Eisner supposedly is afraid that if Disney shows a documentary that is unflattering to President Bush, especially during this political year, his brother Jeb will take it out on the Disney Co. by causing its tax breaks to disappear. That could cost many millions of dollars, a financial hit Eisner is not willing to take in the name of artistic freedom.

Let me say at this point that I don't know whether the reasons given for Disney's weak knees are accurate. Let me also say that Disney can choose not to distribute any movie it wants to keep hidden from public view, regardless of the reason. This is still America and people can do what they want with their property.

The culprit here is not Disney. It is not Michael Moore. And it is not Jeb Bush. No, what is wrong with this picture is that it is being made in an America that used to be, rather than in an America that should be.

Even though I was alive at the time, I do not remember what life was like in the 1950s when Sen. Joe McCarthy was running roughshod over the rights and lives of decent, responsible, patriotic Americans. It was a time when people were afraid to express their opinions outside the relative safety of their own homes and when neighbors turned on neighbors, for fear of being outed -- fairly or not -- by the goon squads of public decency led by Tailgunner Joe himself. It was a time when the Bill of Rights meant doing wrong and the bells of freedom rang only for those who toed the McCarthy line. It was a very scary time.

It is starting to feel the way I think it did a half century ago when people were afraid to speak for fear that their own government would punish them for their thoughts. Mind you, I am not saying that the threats this time are real -- that would be outrageous and every American, regardless of political stripe, would fight against them -- only that people may think they are real.

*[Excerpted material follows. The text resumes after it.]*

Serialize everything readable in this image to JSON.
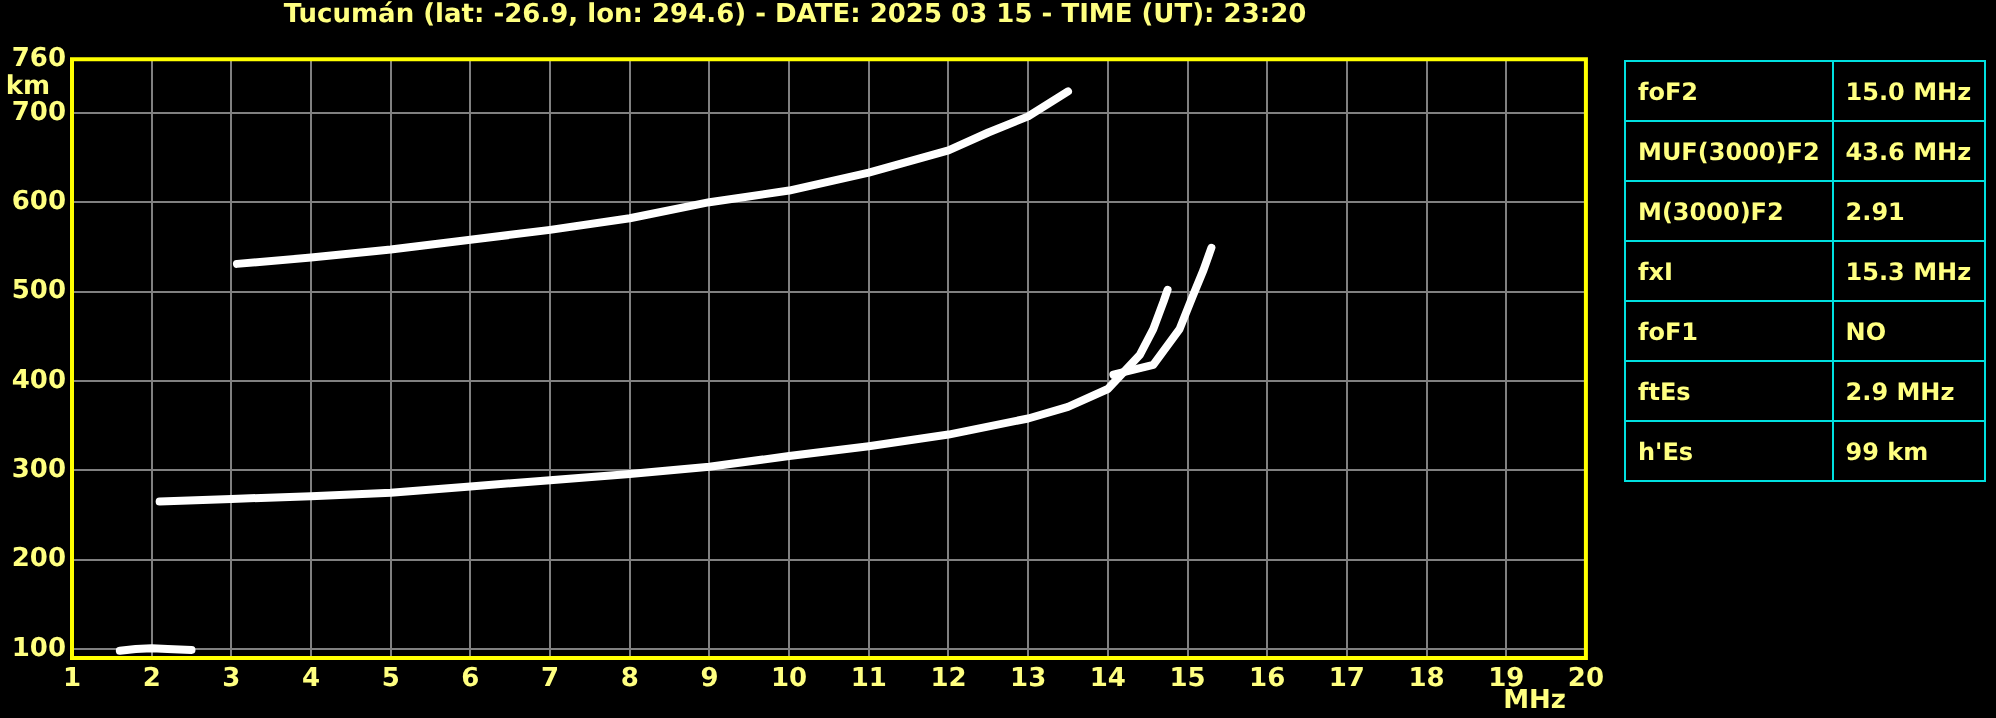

If we have come so far in this country that people who think, people who write, people who make movies, people who challenge the status quo, people who challenge the rest of us to challenge ourselves, are so cowed by the idea that government can take its vengeance upon us, then we have allowed others to take our country down a most un-American road. For that way lies tyranny and despair and that is not the way of the United States.

I am confident that "Fahrenheit 9/11" will be distributed in theaters across this country because there are still enough citizens who yearn to learn that they will cause it to happen. And it will be publicly acclaimed.

I am also confident that the Walt Disney Co. will continue to get its tax breaks -- courtesy of the rest of us, which is always the case -- regardless of whether it releases the film or not. And I am confident that Michael Moore will continue to speak out the way he does best -- through well-documented and well-edited film-making.

What gives me pause for concern, though, is the direction we seem to be heading in this country and the difficulty we seem to be having either recognizing the danger or reversing our course. McCarthyism overtook an unsuspecting country willing to believe just about anything that it was told that would protect us from the evils of Communism. It turned out we had more to fear from the red-baiter from Wisconsin than the Reds from the Kremlin.

The same may be true today. We all want to do what we can to stop these terrorist madmen from destroying that which we hold dear. What we can't do in the process, though, is destroy that which we hold dear all by ourselves. Fearing government reprisals for thinking out loud, in movie theaters and in bookstores, is a dangerous first step down that slippery slope.

If paper can be destroyed at Fahrenheit 451, at what temperature does our freedom start to burn?